Yes if New Glen works as designed and they can launch it it will probably better than what ULA now has. But that doesn't change the fact that BO has nothing yet.
It still seems pretty likely that New Glenn will be launching relatively soon. Within one year probably, despite them not having launched an orbital rocket ever before. That wouldn't be far behind ULA's Vulcan, which first launched in January. Though Blue Origin also has a lot more employees than ULA: 11,000 vs 2,700.
sure - probably yes. but blankly giving them the benefit of doubt and just saying that they actually are better if they haven't lauched anything to orbit when comparing them to another company that launches stuff is not wise.
I think ULA did a good enough job of that on its own. They’re like the US Steel of space. A great combination with Blue Origin’s own massive expenditures on recapitulating aerospace sclerosis. :)
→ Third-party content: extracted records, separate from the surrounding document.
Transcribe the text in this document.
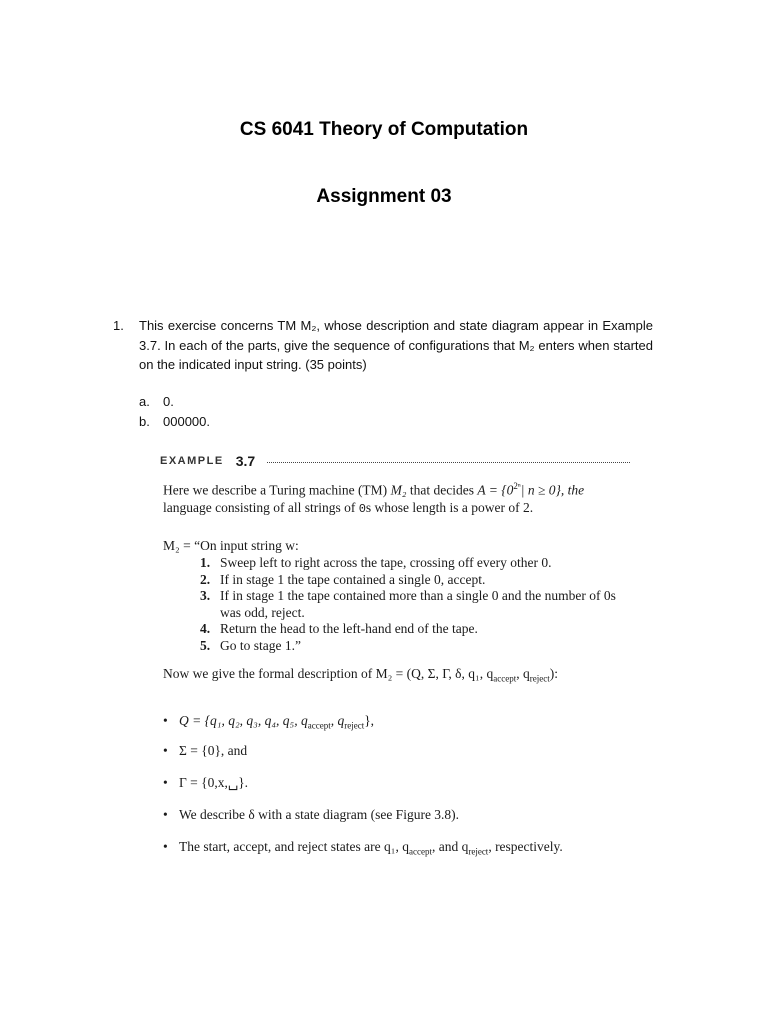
CS 6041 Theory of Computation
Assignment 03
1. This exercise concerns TM M₂, whose description and state diagram appear in Example 3.7. In each of the parts, give the sequence of configurations that M₂ enters when started on the indicated input string. (35 points)
a.	0.
b.	000000.
EXAMPLE 3.7
Here we describe a Turing machine (TM) M₂ that decides $A = \{0^{2^n}|$ n ≥ 0}, the
language consisting of all strings of 0s whose length is a power of 2.
M₂ = “On input string w:
1. Sweep left to right across the tape, crossing off every other 0.
2. If in stage 1 the tape contained a single 0, accept.
3. If in stage 1 the tape contained more than a single 0 and the number of 0s was odd, reject.
4. Return the head to the left-hand end of the tape.
5. Go to stage 1.”
Now we give the formal description of M₂ = (Q, Σ, Γ, δ, q₁, $q_{accept}$, $q_{reject}$):
• Q = {q₁, q₂, q₃, q₄, q₅, $q_{accept}$, $q_{reject}$},
• Σ = {0}, and
• Γ = {0,x,␣}.
• We describe δ with a state diagram (see Figure 3.8).
• The start, accept, and reject states are q₁, $q_{accept}$, and $q_{reject}$, respectively.
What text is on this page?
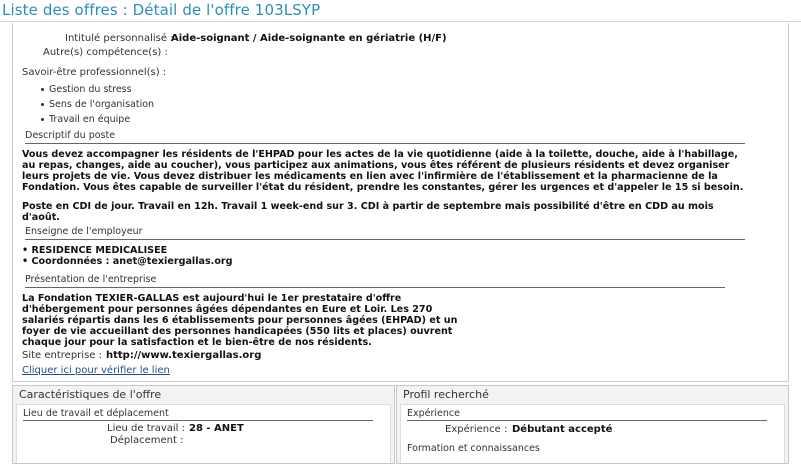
Liste des offres : Détail de l'offre 103LSYP
Intitulé personnalisé :
Aide-soignant / Aide-soignante en gériatrie (H/F)
Autre(s) compétence(s) :
Savoir-être professionnel(s) :
Gestion du stress
Sens de l'organisation
Travail en équipe
Descriptif du poste
Vous devez accompagner les résidents de l'EHPAD pour les actes de la vie quotidienne (aide à la toilette, douche, aide à l'habillage,
au repas, changes, aide au coucher), vous participez aux animations, vous êtes référent de plusieurs résidents et devez organiser
leurs projets de vie. Vous devez distribuer les médicaments en lien avec l'infirmière de l'établissement et la pharmacienne de la
Fondation. Vous êtes capable de surveiller l'état du résident, prendre les constantes, gérer les urgences et d'appeler le 15 si besoin.
Poste en CDI de jour. Travail en 12h. Travail 1 week-end sur 3. CDI à partir de septembre mais possibilité d'être en CDD au mois
d'août.
Enseigne de l'employeur
• RESIDENCE MEDICALISEE
• Coordonnées : anet@texiergallas.org
Présentation de l'entreprise
La Fondation TEXIER-GALLAS est aujourd'hui le 1er prestataire d'offre
d'hébergement pour personnes âgées dépendantes en Eure et Loir. Les 270
salariés répartis dans les 6 établissements pour personnes âgées (EHPAD) et un
foyer de vie accueillant des personnes handicapées (550 lits et places) ouvrent
chaque jour pour la satisfaction et le bien-être de nos résidents.
Site entreprise : http://www.texiergallas.org
Cliquer ici pour vérifier le lien
Caractéristiques de l'offre
Lieu de travail et déplacement
Lieu de travail : 28 - ANET
Déplacement :
Profil recherché
Expérience
Expérience : Débutant accepté
Formation et connaissances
The irony of saying that about the space launch industry, especially about ULA, a company which was founded as a monopoly because Boeing has been going down the drain for decades.
Amazon only pays him $81,000 a year so he has to make ends meet somehow.
But seriously, he has sold over over $38 billion in stock [1]. The latest sale was part of a trading plan established last year.
If he wanted to buy ULA for cash he could literally go to any bank and they would give him a securities backed loan - rich people don't need to be liquid for most purchases.
The more reusable launch providers the better for the industry and for human kind.